Campbell Chiropractic provides Blair Upper Cervical evaluations for patients in Wasco, Bakersfield, Shafter, Delano, and throughout Kern County and the San Joaquin Valley.

The office is located at 620 E Street, Wasco, CA 93280. Call (661) 758-5131 to schedule a consultation.

Frequently Asked Questions

1. Is cervicogenic dizziness the same as vertigo?

No. Vertigo typically produces a spinning or rotational sensation. Cervicogenic dizziness more commonly causes imbalance, lightheadedness, swaying, or disorientation associated with neck symptoms.

2. How do I know whether my dizziness is coming from my neck?
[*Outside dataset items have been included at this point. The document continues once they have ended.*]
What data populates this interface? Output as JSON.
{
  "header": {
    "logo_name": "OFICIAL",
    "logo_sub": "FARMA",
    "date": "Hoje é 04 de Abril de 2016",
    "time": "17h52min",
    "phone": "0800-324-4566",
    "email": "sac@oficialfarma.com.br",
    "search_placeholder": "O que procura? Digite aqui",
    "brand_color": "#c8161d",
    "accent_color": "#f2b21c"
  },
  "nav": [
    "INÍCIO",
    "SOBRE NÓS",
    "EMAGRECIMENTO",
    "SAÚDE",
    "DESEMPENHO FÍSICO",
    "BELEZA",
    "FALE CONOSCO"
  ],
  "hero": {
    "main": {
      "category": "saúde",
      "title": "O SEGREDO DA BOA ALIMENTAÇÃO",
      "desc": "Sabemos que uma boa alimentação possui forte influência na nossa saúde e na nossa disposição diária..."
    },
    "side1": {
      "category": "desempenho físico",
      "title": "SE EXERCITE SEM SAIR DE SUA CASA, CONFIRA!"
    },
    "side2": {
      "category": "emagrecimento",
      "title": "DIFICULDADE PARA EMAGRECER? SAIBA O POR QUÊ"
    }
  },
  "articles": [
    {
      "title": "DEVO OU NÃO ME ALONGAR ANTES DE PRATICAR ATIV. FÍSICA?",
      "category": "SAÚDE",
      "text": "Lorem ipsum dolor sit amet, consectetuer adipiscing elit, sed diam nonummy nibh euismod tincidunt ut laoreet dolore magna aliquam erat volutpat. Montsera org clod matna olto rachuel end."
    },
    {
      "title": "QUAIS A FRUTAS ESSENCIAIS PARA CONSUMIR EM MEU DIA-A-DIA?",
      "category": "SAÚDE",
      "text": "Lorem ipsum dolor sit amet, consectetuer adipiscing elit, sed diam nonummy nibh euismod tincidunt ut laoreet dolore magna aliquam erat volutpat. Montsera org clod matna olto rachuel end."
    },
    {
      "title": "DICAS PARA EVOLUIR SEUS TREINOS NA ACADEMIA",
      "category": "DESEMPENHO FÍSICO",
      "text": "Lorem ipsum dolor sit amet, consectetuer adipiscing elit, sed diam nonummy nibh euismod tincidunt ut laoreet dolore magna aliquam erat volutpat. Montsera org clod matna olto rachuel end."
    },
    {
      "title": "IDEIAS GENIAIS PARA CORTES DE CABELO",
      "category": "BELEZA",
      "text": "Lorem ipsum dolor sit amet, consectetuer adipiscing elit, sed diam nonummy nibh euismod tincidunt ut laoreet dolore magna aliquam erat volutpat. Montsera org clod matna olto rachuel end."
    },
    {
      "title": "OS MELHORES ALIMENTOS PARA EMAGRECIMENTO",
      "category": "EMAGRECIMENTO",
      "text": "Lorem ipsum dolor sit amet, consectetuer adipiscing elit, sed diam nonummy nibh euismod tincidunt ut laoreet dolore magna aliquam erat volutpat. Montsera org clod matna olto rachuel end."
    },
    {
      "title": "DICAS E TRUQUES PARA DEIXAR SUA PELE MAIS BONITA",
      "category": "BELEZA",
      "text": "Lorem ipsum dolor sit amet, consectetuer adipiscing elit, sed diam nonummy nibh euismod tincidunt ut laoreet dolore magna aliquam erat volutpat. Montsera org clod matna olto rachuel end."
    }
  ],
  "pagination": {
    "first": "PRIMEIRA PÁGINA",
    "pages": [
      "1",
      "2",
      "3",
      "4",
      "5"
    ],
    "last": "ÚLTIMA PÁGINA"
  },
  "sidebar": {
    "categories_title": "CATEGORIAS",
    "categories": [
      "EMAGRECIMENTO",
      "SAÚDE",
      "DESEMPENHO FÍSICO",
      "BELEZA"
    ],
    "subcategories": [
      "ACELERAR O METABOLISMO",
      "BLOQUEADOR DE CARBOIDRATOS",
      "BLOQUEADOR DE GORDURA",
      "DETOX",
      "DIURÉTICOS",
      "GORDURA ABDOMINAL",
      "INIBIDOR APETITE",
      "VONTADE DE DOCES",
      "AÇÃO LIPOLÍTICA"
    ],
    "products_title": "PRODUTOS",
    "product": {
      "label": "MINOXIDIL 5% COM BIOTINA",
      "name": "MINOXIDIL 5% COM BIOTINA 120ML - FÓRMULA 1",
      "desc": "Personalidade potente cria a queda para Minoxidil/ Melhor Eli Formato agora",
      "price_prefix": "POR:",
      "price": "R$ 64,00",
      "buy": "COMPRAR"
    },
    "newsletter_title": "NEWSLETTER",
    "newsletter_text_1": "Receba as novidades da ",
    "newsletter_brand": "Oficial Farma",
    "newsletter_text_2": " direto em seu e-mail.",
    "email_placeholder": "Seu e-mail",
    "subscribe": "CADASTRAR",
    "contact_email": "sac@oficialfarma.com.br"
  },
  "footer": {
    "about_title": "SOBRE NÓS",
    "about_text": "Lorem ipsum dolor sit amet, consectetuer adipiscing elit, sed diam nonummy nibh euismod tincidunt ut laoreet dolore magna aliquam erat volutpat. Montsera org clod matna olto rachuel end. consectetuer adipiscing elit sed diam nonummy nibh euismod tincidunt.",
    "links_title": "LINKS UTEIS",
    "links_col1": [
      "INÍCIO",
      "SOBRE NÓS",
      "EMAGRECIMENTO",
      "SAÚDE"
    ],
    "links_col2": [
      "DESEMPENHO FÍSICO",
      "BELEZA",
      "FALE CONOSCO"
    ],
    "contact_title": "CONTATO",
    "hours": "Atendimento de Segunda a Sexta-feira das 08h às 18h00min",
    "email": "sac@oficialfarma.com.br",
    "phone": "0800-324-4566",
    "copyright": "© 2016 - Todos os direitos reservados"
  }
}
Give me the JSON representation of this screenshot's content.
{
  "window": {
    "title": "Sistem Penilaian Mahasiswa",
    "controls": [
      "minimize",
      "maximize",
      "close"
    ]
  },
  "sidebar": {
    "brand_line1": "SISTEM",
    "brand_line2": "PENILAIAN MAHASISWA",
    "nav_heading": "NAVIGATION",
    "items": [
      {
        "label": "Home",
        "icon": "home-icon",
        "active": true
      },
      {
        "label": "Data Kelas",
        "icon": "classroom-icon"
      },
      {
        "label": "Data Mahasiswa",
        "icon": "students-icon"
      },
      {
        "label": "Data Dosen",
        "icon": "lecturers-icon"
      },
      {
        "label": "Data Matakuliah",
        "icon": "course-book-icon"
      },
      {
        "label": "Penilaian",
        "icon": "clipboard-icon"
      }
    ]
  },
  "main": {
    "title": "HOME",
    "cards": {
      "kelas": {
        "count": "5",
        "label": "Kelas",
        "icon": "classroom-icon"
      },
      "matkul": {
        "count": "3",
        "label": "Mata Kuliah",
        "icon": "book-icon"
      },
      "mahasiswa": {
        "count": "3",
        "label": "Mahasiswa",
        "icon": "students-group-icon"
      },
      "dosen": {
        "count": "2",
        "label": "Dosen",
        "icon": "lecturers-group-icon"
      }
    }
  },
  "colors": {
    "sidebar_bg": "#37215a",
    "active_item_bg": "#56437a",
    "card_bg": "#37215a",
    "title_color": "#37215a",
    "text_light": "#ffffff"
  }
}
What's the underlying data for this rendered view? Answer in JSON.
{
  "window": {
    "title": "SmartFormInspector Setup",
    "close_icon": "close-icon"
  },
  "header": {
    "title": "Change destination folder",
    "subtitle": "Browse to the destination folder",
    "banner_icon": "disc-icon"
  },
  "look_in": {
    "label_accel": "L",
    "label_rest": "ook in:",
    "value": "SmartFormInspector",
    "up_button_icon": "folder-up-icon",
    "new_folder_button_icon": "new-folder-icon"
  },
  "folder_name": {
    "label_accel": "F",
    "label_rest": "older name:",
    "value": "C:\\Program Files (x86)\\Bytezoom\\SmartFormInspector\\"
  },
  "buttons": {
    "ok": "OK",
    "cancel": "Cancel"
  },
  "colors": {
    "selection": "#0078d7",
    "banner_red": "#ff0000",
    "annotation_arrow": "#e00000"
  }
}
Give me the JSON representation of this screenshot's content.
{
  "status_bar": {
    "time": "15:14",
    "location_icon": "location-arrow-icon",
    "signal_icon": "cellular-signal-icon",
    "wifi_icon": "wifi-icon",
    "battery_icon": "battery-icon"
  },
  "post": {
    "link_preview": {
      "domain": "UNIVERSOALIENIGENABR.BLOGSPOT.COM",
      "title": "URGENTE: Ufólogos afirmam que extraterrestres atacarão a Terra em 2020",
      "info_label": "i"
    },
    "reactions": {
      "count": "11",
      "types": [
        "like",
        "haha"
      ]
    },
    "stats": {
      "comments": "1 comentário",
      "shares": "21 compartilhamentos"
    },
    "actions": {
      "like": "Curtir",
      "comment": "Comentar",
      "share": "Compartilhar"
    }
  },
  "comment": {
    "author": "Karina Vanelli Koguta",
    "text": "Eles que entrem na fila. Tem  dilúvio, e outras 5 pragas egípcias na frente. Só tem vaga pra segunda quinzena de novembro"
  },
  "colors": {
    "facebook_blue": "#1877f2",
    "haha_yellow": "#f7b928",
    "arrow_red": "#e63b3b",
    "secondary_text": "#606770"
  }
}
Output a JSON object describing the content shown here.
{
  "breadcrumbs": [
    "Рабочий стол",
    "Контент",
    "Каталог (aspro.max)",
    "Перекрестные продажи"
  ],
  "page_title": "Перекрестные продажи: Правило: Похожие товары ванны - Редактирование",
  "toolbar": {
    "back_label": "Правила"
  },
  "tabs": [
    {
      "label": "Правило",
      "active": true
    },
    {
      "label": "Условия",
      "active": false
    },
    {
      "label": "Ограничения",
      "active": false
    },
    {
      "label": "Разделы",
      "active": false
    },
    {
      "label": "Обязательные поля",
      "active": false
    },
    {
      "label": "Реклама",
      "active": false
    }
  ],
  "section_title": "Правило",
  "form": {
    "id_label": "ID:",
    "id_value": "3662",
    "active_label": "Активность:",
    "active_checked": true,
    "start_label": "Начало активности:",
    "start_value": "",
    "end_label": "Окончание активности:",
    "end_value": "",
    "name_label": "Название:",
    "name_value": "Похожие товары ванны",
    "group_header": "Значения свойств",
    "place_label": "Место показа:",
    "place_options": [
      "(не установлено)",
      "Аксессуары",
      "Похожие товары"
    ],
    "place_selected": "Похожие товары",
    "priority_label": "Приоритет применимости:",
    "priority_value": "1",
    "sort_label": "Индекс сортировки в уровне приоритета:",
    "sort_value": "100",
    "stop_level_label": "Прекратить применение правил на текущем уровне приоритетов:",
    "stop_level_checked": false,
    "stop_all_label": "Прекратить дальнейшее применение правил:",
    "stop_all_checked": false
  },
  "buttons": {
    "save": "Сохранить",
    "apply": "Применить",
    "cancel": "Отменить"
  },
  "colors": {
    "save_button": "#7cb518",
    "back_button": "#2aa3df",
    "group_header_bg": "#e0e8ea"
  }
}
The possibility is stronger when neck pain begins before the dizziness, both symptoms worsen together, and neck positions reproduce the problem. Other vestibular, neurological, cardiovascular, and medication-related causes must be ruled out.

3. Can an old whiplash injury cause dizziness?

A previous whiplash injury may contribute to dizziness by affecting cervical movement, pain, muscle control, or proprioceptive signaling. Dizziness following trauma can be multifactorial and requires proper evaluation.

4. Does Blair upper cervical care involve neck twisting?

No. Blair corrections are designed around individualized imaging and use a precise, low-force contact without forceful rotation or neck cracking.

5. Can upper cervical chiropractic cure all dizziness?

No. Dizziness has many possible causes. Upper cervical care is most relevant when examination findings indicate that cervical dysfunction may be contributing to the symptoms.